Dose is the biggest lever by far: double the powder and you roughly double the caffeine, which is why a 3 g latte carries more than a 2 g bowl. Grade and harvest shift it more modestly — a first-harvest premium grade tends higher than an everyday later-harvest one at the same weight. Milk, water volume, and temperature do not change the caffeine, since you consume the whole powder regardless; they change flavour and strength of taste, not the milligrams. To control caffeine per drink, standardise the gram dose.
How should a café think about caffeine per serving?
Anchor it to your gram dose and keep that dose consistent.
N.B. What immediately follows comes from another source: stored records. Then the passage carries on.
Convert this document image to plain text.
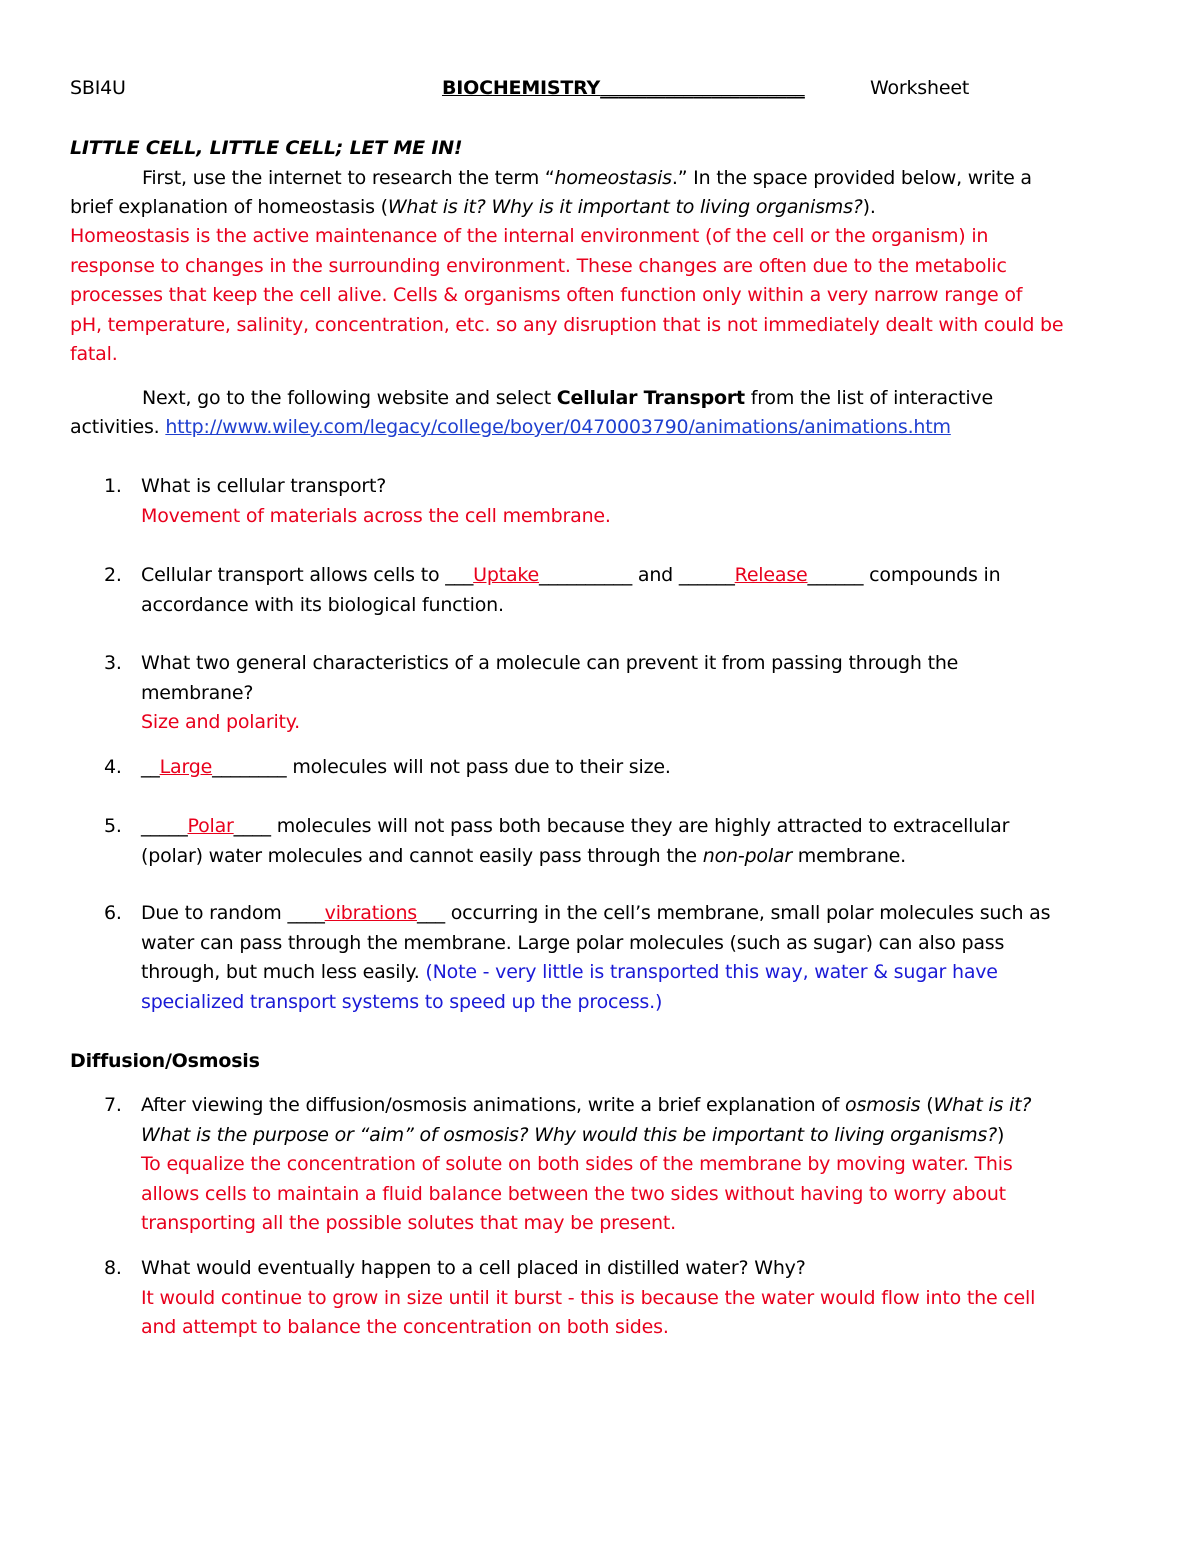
SBI4U	BIOCHEMISTRY______________________	Worksheet
LITTLE CELL, LITTLE CELL; LET ME IN!
First, use the internet to research the term “homeostasis.” In the space provided below, write a
brief explanation of homeostasis (What is it? Why is it important to living organisms?).
Homeostasis is the active maintenance of the internal environment (of the cell or the organism) in
response to changes in the surrounding environment. These changes are often due to the metabolic
processes that keep the cell alive. Cells & organisms often function only within a very narrow range of
pH, temperature, salinity, concentration, etc. so any disruption that is not immediately dealt with could be
fatal.
Next, go to the following website and select Cellular Transport from the list of interactive
activities. http://www.wiley.com/legacy/college/boyer/0470003790/animations/animations.htm
1.	What is cellular transport?
Movement of materials across the cell membrane.
2.	Cellular transport allows cells to ___Uptake__________ and ______Release______ compounds in
accordance with its biological function.
3.	What two general characteristics of a molecule can prevent it from passing through the
membrane?
Size and polarity.
4.	__Large________ molecules will not pass due to their size.
5.	_____Polar____ molecules will not pass both because they are highly attracted to extracellular
(polar) water molecules and cannot easily pass through the non-polar membrane.
6.	Due to random ____vibrations___ occurring in the cell’s membrane, small polar molecules such as
water can pass through the membrane. Large polar molecules (such as sugar) can also pass
through, but much less easily. (Note - very little is transported this way, water & sugar have
specialized transport systems to speed up the process.)
Diffusion/Osmosis
7.	After viewing the diffusion/osmosis animations, write a brief explanation of osmosis (What is it?
What is the purpose or “aim” of osmosis? Why would this be important to living organisms?)
To equalize the concentration of solute on both sides of the membrane by moving water. This
allows cells to maintain a fluid balance between the two sides without having to worry about
transporting all the possible solutes that may be present.
8.	What would eventually happen to a cell placed in distilled water? Why?
It would continue to grow in size until it burst - this is because the water would flow into the cell
and attempt to balance the concentration on both sides.
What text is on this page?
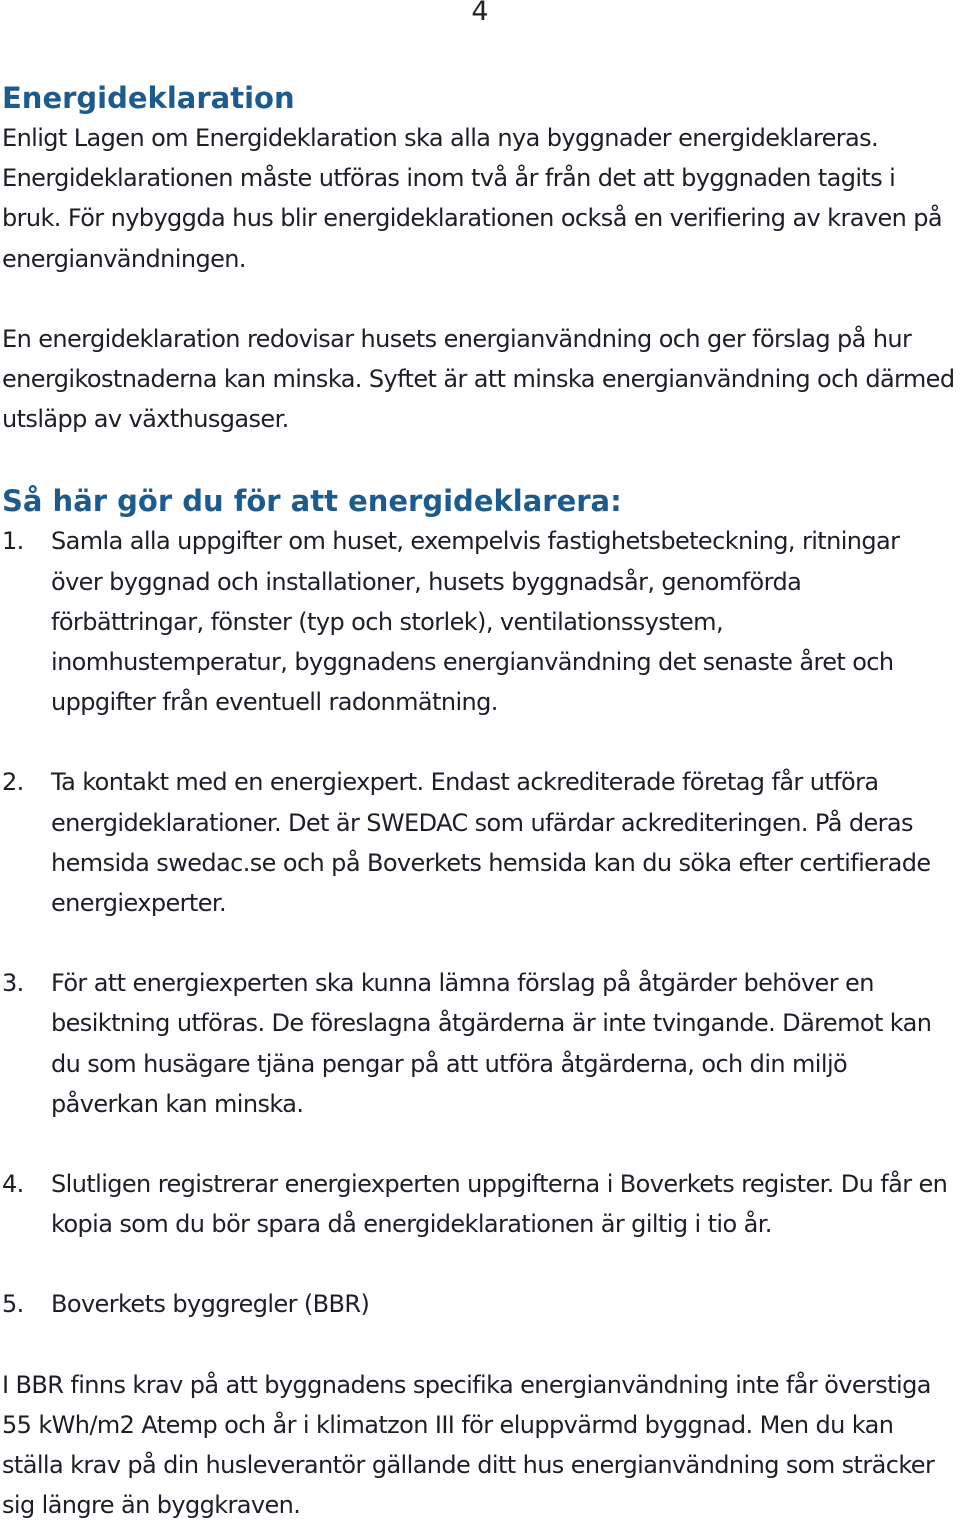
4
Energideklaration

Enligt Lagen om Energideklaration ska alla nya byggnader energideklareras. Energideklarationen måste utföras inom två år från det att byggnaden tagits i bruk. För nybyggda hus blir energideklarationen också en verifiering av kraven på energianvändningen.

En energideklaration redovisar husets energianvändning och ger förslag på hur energikostnaderna kan minska. Syftet är att minska energianvändning och därmed utsläpp av växthusgaser.

Så här gör du för att energideklarera:
1. Samla alla uppgifter om huset, exempelvis fastighetsbeteckning, ritningar över byggnad och installationer, husets byggnadsår, genomförda förbättringar, fönster (typ och storlek), ventilationssystem, inomhustemperatur, byggnadens energianvändning det senaste året och uppgifter från eventuell radonmätning.
2. Ta kontakt med en energiexpert. Endast ackrediterade företag får utföra energideklarationer. Det är SWEDAC som ufärdar ackrediteringen. På deras hemsida swedac.se och på Boverkets hemsida kan du söka efter certifierade energiexperter.
3. För att energiexperten ska kunna lämna förslag på åtgärder behöver en besiktning utföras. De föreslagna åtgärderna är inte tvingande. Däremot kan du som husägare tjäna pengar på att utföra åtgärderna, och din miljö påverkan kan minska.
4. Slutligen registrerar energiexperten uppgifterna i Boverkets register. Du får en kopia som du bör spara då energideklarationen är giltig i tio år.
5. Boverkets byggregler (BBR)

I BBR finns krav på att byggnadens specifika energianvändning inte får överstiga 55 kWh/m2 Atemp och år i klimatzon III för eluppvärmd byggnad. Men du kan ställa krav på din husleverantör gällande ditt hus energianvändning som sträcker sig längre än byggkraven.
A 2 g single is roughly a light-coffee equivalent at 60 to 70 mg; a 3 g latte dose runs nearer 90 to 100 mg, in double-espresso territory. Weigh or scoop to a fixed dose so every drink lands in the same band, and you can answer a customer honestly without guessing. If your menu wants a lighter option, a smaller dose in more milk gives it without a different product.
Is decaf or low-caffeine matcha a thing?
True decaffeinated matcha is rare and generally not what a specialty café wants, because the processing that strips caffeine tends to dull the colour and flavour the grade was grown for. The practical way to serve a lighter cup is a smaller gram dose in more milk, which lowers the caffeine per drink while keeping a real, vivid matcha. If a customer needs to avoid caffeine entirely, matcha is not the drink to reach for — but for merely lighter, dose is the honest lever.